Self-Care for Parents of Teens
Adolescence can be a difficult time in life for both teens AND parents. If you are the parent of a difficult, defiant, rebellious or troubled teen, you likely go through periods of anger, frustration, stress, and exhaustion. Research has shown that conflict in the family is one of the most destructive factors on a person’s health and quality of life. As a result, it is crucial that parents of teens make an effort to stay on top of their own health and have some strategies for self-care in their toolbox. You are doing hard and important work in raising children, and you deserve the ability to recharge!
To be able to care for the people we love, we must first take care of ourselves. When we take an active role in protecting our own well-being and happiness, especially during periods of stress, we are better able to handle challenges, adapt to changes, build strong relationships and recover from setbacks. Below are some practical and simple self-care strategies for parents to take while dealing with the highs and lows of adolescence.
- Enjoy a relaxing activity. Give yourself permission to relax! Whether it’s taking a bath, reading a book, listening to music, enjoying nature, or creating something artistic, finding a positive way to unwind can help you cope with stress. You don’t have to do it every day or for a long time for the activity to help relax you, and when you’re able to take time to relax, you become a better version of yourself, more able to be helpful and productive the rest of the time.
- Get enough sleep. Adults generally need between seven and nine hours of sleep. Prioritize practicing good bedtime habits – avoiding screens before bed, creating a consistent sleep schedule, avoiding caffeine and alcohol in the hours before sleeping, and reducing distractions in your bedroom. When we get enough sleep, we are more patient, understanding and productive.
- Exercise. Exercise can take many forms, such as taking the stairs whenever possible, walking up escalators, and running and biking rather than driving. Joining a class may help you commit to a schedule, if that works best for you. Daily exercise naturally produces stress-relieving hormones in your body and improves your overall health.
- Eat well. Eating mainly unprocessed foods like whole grains, vegetables and fresh fruit is key to a healthy body.
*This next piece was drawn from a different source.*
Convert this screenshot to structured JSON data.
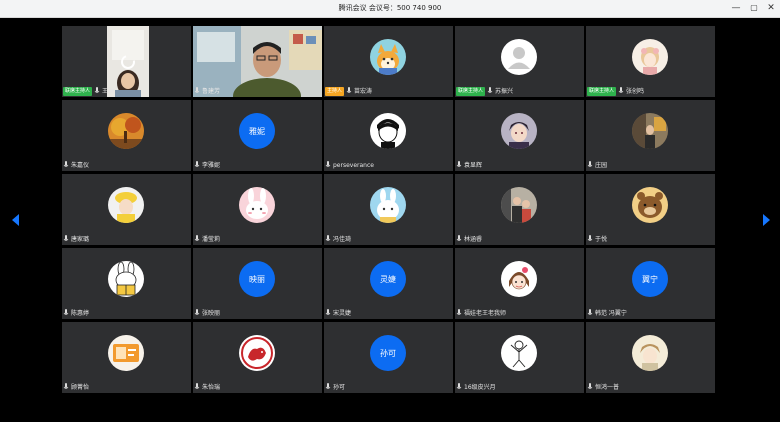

Eating this way improves your mood, stabilizes your energy levels, and lowers your risk for illness.
- Go on a date with your spouse. Teens can almost seem to rule the house. We can forget what it’s like to be anything other than a parent. Take time out to enjoy some time with your spouse. Do something you both enjoy and talk about things not related to parenting. It will improve your marriage and offer some space to relax.
- Practice relaxation exercises. Deep breathing, meditation and progressive muscle relaxation are easy, quick ways to reduce stress.
- Enjoy a hobby. Exploring your interests is a great way to relax and take your mind off your problems. Whether it’s an activity that you learn now or one you used to do when you were younger, make time for something that recharges you.
- Visit with friends. You may feel you don’t have the time to stay in touch with friends or start new friendships, but you should focus on the long-term. We are better people when we stay connected to others, so try to do a few things to maintain friendships, even if it’s just meeting a friend for lunch once a month. Being a caregiver is an important part of your life, but it’s not the whole story.
- Join a parenting support group. Support groups exist to reassure you that countless other people have faced similar challenges and understand your concerns. Talking about your experiences can help. The idea that you can, or should be able to, “solve” things by yourself is false. Support groups are a great way to find like-minded people who can offer sympathy and advice.
When you’re a parent of a teen, it can be incredibly hard to find time for yourself, and even when you do, you may feel distracted by thinking about what you “should” be doing instead. But learning to make time for yourself is critical and ultimately helps the entire family. When the parents in a family are recharged, they are better able to cope with stress, remain patient, and demonstrate their love.